Freeborn, who was a London native, began his career as a makeup artist for director Alexander Korda on the 1936 film “Rembrandt.”
He briefly left the film industry to serve in England’s air force during World War II, then returned to work on such films as David Lean’s “Oliver Twist” and “The Bridge on the River Kwai.”
Freeborn worked with Kubrick on two films, “Dr. Strangelove” and “2001.” For the latter film, he created the ultra-realistic makeup for the prehistoric ape men seen in the film’s opening scenes.
But Freeborn’s most famous works, by far, are the alien creatures he created for George Lucas’ “Star Wars” films.

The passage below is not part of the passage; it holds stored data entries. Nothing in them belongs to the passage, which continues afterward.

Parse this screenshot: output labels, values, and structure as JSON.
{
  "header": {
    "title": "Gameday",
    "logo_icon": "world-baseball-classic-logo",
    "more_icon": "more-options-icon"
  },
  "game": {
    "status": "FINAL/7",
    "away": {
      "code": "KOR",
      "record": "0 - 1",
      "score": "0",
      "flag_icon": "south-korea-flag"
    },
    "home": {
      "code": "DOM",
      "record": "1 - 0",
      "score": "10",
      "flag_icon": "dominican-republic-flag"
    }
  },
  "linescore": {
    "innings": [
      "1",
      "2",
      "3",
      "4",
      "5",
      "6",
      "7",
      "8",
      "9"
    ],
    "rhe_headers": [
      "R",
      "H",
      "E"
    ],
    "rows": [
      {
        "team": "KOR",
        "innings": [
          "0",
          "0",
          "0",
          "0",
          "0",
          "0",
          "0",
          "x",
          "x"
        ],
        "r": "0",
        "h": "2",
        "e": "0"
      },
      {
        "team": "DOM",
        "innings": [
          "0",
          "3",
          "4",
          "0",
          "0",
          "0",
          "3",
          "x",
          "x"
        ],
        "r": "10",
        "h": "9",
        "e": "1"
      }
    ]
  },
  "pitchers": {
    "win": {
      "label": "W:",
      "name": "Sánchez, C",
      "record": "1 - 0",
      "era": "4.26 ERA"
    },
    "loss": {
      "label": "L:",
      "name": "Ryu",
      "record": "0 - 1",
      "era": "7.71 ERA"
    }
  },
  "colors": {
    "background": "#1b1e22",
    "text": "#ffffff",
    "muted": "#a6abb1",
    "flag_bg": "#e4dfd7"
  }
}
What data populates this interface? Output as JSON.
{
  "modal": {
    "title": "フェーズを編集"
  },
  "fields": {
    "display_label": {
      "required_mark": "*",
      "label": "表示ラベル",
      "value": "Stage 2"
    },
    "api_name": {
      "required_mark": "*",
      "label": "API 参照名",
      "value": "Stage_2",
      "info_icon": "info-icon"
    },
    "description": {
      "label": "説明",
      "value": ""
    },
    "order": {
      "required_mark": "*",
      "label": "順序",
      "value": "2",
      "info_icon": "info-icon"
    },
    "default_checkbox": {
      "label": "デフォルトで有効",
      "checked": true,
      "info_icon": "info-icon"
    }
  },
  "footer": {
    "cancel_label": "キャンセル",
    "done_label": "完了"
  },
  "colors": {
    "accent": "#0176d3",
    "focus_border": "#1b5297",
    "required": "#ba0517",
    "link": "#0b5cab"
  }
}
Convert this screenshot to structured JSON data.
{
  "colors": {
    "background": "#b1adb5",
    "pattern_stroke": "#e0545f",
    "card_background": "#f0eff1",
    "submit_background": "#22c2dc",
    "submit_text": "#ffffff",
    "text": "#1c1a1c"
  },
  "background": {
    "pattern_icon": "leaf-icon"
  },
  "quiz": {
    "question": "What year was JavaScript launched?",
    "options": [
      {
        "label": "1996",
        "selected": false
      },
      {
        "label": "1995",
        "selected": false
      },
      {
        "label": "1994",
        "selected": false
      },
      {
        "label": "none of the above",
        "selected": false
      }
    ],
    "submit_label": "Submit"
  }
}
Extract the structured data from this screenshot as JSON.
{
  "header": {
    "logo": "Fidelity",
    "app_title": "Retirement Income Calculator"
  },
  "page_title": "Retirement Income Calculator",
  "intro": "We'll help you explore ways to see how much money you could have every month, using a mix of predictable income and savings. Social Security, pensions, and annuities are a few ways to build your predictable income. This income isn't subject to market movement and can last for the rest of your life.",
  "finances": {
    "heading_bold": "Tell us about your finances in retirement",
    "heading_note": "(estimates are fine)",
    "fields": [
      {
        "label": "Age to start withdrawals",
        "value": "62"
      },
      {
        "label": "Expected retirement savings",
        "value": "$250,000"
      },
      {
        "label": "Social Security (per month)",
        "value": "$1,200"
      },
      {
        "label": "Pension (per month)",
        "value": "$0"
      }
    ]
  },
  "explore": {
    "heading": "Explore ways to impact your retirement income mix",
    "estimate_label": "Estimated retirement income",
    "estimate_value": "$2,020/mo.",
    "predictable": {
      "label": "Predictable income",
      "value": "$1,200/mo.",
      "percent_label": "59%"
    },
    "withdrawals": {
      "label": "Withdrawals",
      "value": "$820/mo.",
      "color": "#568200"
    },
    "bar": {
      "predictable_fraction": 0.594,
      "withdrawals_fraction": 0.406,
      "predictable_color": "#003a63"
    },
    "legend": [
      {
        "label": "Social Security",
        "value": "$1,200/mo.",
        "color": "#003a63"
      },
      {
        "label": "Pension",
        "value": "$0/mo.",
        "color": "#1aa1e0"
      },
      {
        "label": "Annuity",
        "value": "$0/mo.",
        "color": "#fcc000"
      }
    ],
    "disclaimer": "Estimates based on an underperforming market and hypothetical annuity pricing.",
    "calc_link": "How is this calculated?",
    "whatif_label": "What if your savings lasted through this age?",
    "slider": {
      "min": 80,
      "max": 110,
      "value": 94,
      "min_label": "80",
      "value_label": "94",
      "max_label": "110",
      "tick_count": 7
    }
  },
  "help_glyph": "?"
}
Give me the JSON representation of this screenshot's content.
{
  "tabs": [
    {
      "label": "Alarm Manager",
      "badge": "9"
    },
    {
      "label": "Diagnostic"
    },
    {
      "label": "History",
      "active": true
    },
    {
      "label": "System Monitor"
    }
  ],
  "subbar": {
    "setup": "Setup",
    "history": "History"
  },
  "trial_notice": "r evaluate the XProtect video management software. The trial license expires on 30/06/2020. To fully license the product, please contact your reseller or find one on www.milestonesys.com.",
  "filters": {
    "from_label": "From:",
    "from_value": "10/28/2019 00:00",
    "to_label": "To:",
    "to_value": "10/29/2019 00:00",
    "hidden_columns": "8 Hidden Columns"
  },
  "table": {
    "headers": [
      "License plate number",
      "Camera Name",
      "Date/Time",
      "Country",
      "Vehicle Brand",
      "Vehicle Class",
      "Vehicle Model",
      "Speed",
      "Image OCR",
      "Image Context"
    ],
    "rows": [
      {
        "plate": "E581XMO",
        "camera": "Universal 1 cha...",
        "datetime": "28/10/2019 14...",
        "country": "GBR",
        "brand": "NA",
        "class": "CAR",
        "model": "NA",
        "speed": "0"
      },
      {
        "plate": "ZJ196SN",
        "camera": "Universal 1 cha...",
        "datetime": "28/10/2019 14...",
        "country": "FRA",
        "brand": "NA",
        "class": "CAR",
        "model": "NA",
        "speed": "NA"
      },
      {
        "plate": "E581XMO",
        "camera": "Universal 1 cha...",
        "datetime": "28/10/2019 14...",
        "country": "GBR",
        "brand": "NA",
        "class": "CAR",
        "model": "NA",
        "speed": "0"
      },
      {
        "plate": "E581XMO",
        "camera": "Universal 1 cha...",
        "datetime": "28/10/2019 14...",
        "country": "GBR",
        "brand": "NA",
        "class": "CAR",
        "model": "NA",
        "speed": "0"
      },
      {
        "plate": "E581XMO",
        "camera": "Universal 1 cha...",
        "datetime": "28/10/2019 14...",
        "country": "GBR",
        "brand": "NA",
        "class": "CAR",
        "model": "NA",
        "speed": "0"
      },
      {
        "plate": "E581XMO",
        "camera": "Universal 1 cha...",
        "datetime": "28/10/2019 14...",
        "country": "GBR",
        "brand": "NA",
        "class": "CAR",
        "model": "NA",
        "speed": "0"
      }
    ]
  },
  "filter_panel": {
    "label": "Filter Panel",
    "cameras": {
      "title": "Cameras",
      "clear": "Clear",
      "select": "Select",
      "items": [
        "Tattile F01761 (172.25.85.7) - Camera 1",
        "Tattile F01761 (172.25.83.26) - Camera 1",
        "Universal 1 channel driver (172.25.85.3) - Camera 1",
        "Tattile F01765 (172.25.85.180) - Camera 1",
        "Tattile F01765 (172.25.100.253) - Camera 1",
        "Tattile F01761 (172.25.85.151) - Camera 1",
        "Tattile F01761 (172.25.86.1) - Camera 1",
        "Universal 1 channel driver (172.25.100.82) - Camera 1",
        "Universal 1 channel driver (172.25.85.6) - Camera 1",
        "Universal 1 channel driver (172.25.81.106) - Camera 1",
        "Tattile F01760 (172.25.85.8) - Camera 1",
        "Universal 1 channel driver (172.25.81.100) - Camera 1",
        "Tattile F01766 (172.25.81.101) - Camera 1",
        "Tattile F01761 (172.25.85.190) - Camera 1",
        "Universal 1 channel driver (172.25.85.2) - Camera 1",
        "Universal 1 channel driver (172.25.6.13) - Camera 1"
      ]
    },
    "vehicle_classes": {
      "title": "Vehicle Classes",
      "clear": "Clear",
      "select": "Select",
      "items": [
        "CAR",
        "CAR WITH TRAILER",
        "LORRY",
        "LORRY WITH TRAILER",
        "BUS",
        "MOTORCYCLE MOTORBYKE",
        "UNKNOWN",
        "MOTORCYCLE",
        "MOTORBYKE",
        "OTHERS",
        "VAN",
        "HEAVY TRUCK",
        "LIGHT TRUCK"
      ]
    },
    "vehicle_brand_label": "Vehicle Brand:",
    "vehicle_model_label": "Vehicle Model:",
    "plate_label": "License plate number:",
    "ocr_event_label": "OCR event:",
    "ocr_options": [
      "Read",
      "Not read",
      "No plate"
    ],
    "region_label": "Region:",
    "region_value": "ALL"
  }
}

Freeborn worked on all three of the original films, creating aliens for the Mos Eisley Cantina sequence, the Chewbacca makeup, the giant Jabba the Hutt puppet and the Yoda puppet.
In a mini-documentary filmed in 1997, the retired Freeborn visited the creature shop for “Star Wars: Episode I — The Phantom Menace” and was presented a bronze statue of Yoda from the make-up artists walking in his footsteps.
He revealed that he had attempted to evoke Albert Einstein when designing the wizened Jedi master’s eyes. However, some resemblance to Freeborn’s own looks were noted.
Freeborn also created the makeup for the first four “Superman” movies, “The Omen” and the Gene Wilder-Gilda Radner comedy “Haunted Honeymoon” (which means he put Dom DeLuise in drag).
Freeborn’s final film credit was in 1990 for the TV movie “Max and Helen.”